Observability

Caution

Technical Preview

Observability provides granular insights and context into the behavior of applications running in your environments.
It's an important part of any system that you build and want to monitor.
Being able to detect and fix root cause events quickly within an observable system is a minimum requirement for any analyst.

Elastic Observability provides a single stack to unify your logs, metrics, and application traces.
Ingest your data directly to your Observability project, where you can further process and enhance the data,
before visualizing it and adding alerts.

Log monitoring¶

Analyze log data from your hosts, services, Kubernetes, Apache, and many more.

In Logs Explorer (powered by Discover), you can quickly search and filter your log data,
get information about the structure of the fields, and display your findings in a visualization.

Logs Explorer showing log events

Application performance monitoring (APM)¶

Instrument your code and collect performance data and errors at runtime by installing APM agents like Java, Go, .NET, and many more.
Then use Observability to monitor your software services and applications in real time:

Visualize detailed performance information on your services.
Identify and analyze errors.
Monitor host-level and APM agent-specific metrics like JVM and Go runtime metrics.

The Service inventory provides a quick, high-level overview of the health and general performance of all instrumented services.

Service inventory showing health and performance of instrumented services

Infrastructure monitoring¶

Monitor system and service metrics from your servers, Docker, Kubernetes, Prometheus, and other services and applications.

The Infrastructure UI provides a couple ways to view and analyze metrics across your infrastructure:

The Inventory page provides a view of your infrastructure grouped by resource type.

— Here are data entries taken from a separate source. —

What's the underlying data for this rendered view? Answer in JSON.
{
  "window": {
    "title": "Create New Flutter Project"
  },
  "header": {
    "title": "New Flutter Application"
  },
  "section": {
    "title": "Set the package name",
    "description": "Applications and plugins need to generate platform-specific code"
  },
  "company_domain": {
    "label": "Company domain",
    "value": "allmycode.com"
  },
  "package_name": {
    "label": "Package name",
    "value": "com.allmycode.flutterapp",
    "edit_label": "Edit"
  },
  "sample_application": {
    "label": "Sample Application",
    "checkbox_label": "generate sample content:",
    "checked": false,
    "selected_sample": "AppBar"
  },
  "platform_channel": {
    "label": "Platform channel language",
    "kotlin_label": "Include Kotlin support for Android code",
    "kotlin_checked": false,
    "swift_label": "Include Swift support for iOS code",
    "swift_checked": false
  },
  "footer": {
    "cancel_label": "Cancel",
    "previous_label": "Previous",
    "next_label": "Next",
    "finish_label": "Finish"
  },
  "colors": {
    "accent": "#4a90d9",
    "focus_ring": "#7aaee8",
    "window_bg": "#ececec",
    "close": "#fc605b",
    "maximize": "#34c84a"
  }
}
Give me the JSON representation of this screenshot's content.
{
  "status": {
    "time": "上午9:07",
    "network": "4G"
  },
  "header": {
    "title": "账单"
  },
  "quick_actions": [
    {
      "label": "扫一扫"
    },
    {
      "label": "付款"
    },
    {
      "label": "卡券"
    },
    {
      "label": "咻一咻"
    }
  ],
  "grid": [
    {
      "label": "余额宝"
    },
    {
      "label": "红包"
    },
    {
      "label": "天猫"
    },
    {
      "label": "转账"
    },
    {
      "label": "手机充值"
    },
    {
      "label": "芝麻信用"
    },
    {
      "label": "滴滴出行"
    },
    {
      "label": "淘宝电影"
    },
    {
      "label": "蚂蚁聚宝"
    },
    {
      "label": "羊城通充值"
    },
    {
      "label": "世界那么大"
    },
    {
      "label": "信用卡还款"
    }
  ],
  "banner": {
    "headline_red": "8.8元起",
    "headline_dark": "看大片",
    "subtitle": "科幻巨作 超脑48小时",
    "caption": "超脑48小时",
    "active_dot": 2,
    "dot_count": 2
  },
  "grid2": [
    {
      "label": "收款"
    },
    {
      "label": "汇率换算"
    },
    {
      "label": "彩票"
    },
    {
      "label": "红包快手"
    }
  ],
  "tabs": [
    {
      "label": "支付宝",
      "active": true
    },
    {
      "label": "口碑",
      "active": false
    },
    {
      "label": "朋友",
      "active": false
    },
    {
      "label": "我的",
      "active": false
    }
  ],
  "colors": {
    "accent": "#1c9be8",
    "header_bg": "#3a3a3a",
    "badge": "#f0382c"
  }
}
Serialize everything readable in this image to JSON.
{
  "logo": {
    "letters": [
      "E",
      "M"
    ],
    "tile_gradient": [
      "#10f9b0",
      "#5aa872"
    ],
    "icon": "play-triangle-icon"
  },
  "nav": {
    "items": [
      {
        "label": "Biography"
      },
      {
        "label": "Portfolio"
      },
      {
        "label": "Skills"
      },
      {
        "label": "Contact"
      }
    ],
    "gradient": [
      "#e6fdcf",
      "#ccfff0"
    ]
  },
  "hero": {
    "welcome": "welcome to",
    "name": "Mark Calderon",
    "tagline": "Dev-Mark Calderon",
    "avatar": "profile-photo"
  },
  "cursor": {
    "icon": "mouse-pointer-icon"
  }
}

(PRODUCT_NAME) in PRODUCT_NAME

The Hosts page provides a dashboard-like view of your infrastructure and is backed by an easy-to-use interface called Lens.

Screenshot of the Hosts page

From either page, you can view health and performance metrics to get visibility into the overall health of your infrastructure.
You can also drill down into details about a specific host, including performance metrics, host metadata, running processes,
and logs.

Synthetic monitoring¶

Simulate actions and requests that an end user would perform on your site at predefined intervals and in a controlled environment.
The end result is rich, consistent, and repeatable data that you can trend and alert on.

For more information, see LINK.

Alerting¶

Stay aware of potential issues in your environments with Observability’s alerting
and actions feature that integrates with log monitoring and APM.
It provides a set of built-in actions and specific threshold rules
and enables central management of all rules.

On the Alerts page, the Alerts table provides a snapshot of alerts occurring within the specified time frame. The table includes the alert status, when it was last updated, the reason for the alert, and more.

Summary of Alerts on the Observability overview page

Service-level objectives (SLOs)¶

Set clear, measurable targets for your service performance,
based on factors like availability, response times, error rates, and other key metrics.
Then monitor and track your SLOs in real time,
using detailed dashboards and alerts that help you quickly identify and troubleshoot issues.

From the SLO overview list, you can see all of your SLOs and a quick summary of what’s happening in each one:

Dashboard showing list of SLOs

Cases¶

Collect and share information about observability issues by creating cases.
Cases allow you to track key investigation details,
add assignees and tags to your cases, set their severity and status, and add alerts,
comments, and visualizations. You can also send cases to third-party systems,
such as ServiceNow and Jira.

Screenshot showing list of cases

AIOps¶

Reduce the time and effort required to detect, understand, investigate, and resolve incidents at scale
by leveraging predictive analytics and machine learning:

Detect anomalies by comparing real-time and historical data from different sources to look for unusual, problematic patterns.
Find and investigate the causes of unusual spikes or drops in log rates.
Detect distribution changes, trend changes, and other statistically significant change points in a metric of your time series data.

Log rate analysis page showing log rate spike